— Qu’on jette d’abord ce vin par la fenêtre ! dit-il.
— Non, qu’on en arrose la salle… Cela donnera du frais et abattra la poussière… Jupiter, ça te regarde, prends ces brocs et arrose le carreau partout bien également… Allons, esclave, habilement !
Et tandis que le nègre exécute cet ordre :
— Toi, Jean-Marie, à la cuisine… Lave la tête à ces gens-là et fais apporter d’autres couverts.
On renouvela le service de table ; après quoi le président demanda encore si aucun des membres n’avait d’autres réclamations à faire.
— Non, dit quelqu’un, je crois que nous sommes bien… on nous a mis dans cette salle qui donne sur la petite rue du faubourg et non sur le boulevard ; les contrevents sont fermés, nous pourrons nous en donner à cœur joie sans chatouiller la plus fine oreille de sergent de ville.
— Moi, je suis content aussi, dit un gros bonhomme ; cependant… c’est quelque chose d’embêtant… dans le menu du dîner qu’on vient de nous lire… il n’y a pas du lapin !
— Eh bien ? dit le président.
— Tiens, moi, je l’aime, le lapin… J’en mangerais tous les jours, et encore… Cré nom, une gibelotte !…
— C’est comme il le dit, affirme quelqu’un. Ce Godois, il aurait mangé son père en gibelotte.
— S’il l’avait connu.
— Oui ; mais les ânes de Montmartre ne tiennent pas d’état civil.

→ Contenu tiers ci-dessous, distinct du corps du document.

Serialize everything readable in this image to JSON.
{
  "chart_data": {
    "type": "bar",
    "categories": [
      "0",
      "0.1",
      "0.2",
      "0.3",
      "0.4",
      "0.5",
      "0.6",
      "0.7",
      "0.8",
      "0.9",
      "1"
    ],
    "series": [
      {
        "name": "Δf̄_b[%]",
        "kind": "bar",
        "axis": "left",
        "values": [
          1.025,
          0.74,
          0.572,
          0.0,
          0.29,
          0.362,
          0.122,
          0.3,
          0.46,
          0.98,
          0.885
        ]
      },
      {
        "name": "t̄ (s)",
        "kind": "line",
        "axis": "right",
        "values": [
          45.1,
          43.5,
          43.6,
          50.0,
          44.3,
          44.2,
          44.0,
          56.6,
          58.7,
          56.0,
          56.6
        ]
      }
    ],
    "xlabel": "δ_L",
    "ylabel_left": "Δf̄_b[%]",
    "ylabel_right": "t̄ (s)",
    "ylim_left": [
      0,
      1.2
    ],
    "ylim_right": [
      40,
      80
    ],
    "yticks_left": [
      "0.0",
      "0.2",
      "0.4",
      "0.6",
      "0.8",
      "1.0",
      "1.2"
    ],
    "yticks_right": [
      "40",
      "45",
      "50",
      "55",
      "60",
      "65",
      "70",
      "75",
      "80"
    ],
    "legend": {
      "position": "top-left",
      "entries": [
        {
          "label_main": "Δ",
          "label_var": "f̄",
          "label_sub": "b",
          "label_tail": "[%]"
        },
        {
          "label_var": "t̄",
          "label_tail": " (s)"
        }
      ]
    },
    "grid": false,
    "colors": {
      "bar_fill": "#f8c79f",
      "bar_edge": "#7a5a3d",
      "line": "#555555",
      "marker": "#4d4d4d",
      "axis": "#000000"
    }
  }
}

— Ah ça ! s’écrie Godois en colère, j’entends pas être vexé, parce que j’aime le lapin… vous autres !
Puis, revenant soudain à l’air le plus dolent, il ajoute :
— J’aurais pourtant bien voulu en manger du lapin…
— Finissons, reprend Corbeau. Personne n’a plus rien à objecter ?… une fois… deux fois… qu’on serve !
À cet éclat de voix retentissant le souper est apporté sur la table.
Il n’est pas besoin de dire que les mets recherchés et précieux, dont le factotum Jean-Marie a donné la nomenclature, n’existent que de nom dans un cabaret tel que le Trou-à-Vin, et que les poissons, les poulets les plus vulgaires y figurent les faisans et les saumons. Cependant le festin, tel qu’il se présente, doit encore sembler aux mendiants digne des dieux.